One team agent fails, other succeeds Invoke /ralph individually for the failed stage. The successful stage's work is already committed.
Test seems like a spec bug credential-backend-interface.md > development-stages-v2-2026-04.md > eng-review-test-plan.md (priority order). Fix spec if genuinely wrong, then re-run.
Playwright breaks on live site Update selectors in openrouter.ts.

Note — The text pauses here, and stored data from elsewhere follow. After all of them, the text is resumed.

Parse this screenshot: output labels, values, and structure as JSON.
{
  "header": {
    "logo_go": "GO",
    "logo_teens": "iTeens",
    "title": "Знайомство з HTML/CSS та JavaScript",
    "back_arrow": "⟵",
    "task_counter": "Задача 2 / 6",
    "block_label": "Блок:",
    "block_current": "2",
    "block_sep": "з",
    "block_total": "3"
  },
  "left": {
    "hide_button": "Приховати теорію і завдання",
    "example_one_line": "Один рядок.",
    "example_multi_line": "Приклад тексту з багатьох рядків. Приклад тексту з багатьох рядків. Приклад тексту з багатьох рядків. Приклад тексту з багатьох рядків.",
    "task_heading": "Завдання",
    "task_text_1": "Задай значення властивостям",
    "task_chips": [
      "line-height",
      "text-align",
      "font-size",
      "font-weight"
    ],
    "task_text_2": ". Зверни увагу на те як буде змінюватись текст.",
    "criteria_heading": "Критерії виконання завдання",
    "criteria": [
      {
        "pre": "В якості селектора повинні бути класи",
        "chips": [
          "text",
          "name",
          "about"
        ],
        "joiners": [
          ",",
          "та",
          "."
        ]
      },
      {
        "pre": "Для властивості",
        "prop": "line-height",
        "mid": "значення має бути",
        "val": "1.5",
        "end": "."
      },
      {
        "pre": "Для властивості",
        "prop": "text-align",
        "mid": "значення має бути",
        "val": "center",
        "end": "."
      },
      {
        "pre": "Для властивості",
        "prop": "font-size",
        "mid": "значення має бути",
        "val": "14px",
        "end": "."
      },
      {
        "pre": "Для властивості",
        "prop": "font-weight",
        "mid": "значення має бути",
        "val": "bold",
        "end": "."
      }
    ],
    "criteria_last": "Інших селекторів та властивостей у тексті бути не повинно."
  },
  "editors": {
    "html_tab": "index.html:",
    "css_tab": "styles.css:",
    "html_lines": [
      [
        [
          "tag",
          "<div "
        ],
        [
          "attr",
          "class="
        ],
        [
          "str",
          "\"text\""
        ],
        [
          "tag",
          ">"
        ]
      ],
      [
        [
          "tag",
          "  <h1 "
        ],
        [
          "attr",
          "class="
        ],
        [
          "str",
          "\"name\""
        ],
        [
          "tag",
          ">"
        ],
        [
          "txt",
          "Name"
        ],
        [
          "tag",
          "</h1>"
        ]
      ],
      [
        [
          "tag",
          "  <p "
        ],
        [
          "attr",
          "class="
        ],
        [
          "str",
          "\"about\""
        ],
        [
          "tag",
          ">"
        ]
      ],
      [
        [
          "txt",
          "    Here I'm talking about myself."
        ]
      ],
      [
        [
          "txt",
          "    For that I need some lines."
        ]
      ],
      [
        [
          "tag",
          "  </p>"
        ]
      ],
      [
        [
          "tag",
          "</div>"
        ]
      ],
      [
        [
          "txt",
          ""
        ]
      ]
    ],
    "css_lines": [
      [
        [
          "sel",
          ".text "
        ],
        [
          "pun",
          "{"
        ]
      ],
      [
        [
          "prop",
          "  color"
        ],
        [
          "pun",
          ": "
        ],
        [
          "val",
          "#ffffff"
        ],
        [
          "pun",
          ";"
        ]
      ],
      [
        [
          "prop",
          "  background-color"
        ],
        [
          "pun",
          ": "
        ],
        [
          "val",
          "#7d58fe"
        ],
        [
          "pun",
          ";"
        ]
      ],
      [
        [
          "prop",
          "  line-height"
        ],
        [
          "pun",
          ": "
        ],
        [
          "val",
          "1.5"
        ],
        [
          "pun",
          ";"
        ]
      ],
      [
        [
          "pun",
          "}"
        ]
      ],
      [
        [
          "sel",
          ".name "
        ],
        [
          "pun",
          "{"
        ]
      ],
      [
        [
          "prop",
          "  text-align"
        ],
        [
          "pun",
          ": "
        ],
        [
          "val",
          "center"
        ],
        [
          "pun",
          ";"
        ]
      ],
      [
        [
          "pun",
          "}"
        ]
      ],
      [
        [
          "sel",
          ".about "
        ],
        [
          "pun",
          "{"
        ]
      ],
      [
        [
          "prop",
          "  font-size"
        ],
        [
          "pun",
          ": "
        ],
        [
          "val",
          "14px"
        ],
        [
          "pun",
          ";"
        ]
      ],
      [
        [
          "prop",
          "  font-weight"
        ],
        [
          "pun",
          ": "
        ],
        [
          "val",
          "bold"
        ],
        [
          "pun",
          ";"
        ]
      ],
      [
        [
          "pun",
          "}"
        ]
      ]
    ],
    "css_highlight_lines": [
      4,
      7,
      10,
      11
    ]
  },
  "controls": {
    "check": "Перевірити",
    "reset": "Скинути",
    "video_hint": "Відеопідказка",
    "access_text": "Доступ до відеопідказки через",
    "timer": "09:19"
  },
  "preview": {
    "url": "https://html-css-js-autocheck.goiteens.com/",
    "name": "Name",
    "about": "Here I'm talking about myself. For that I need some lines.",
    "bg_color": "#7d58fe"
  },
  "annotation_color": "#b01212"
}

Rust IPC tests still pass (mock subprocess).
Stage 7 E2E keeps failing after 5 ultraqa cycles Human diagnoses root cause. Likely a cross-component integration issue that needs manual architectural judgment.

Timeline estimate

Day 0    : Repo setup + Stage 0 (ralph)           → stage-0-done
Day 1-2  : Stage 1 (ralph, largest stage)          → stage-1-done
Day 2-3  : Stages 2+3 in parallel (team)           → stage-2-done + stage-3-done
Day 3-4  : Stage 4 (ralph)                         → stage-4-done
Day 4-5  : Stage 5 (ralph)                         → stage-5-done
Day 5-6  : Stage 6 (ralph)                         → stage-6-done
Day 6-7  : Stage 7 (ultraqa)                       → stage-7-done
Day 7    : DEMO READY ✓

~7-10 days with agent execution (vs. 25-34 days human-solo per the spec). Parallelization of Stages 2+3 saves ~4 days. Agent speed compresses each stage by ~60%.

Critical files

  • v2/plans/development-stages.md — the 8-stage implementation contract (759 lines)
  • v2/credential-backend-interface.md — the CredentialBackend trait (454 lines)
  • v2/architecture.md — Cargo workspace layout and component inventory (355 lines)
  • v2/plans/eng-review-test-plan.md — the full test matrix (122 lines)
  • v2/plans/ceo-plan.md — product scope decisions constraining v0 (490 lines)

Verification

After Stage 7 completes:

cd ~/Projects/agentkeys
cargo test --workspace                    # 105 tests pass
bash harness/stage-7-done.sh              # 6 E2E flows pass
git tag -l | grep stage                   # 8 tags: stage-0-done through stage-7-done
cat harness/progress.json | jq .stages   # all 8 stages: "complete"
wc -l harness/features.json              # all features implemented: true

The system is demo-ready for the 4-demo meetup talk (multi-agent isolation, recovery, provisioning-in-action, cost transparency).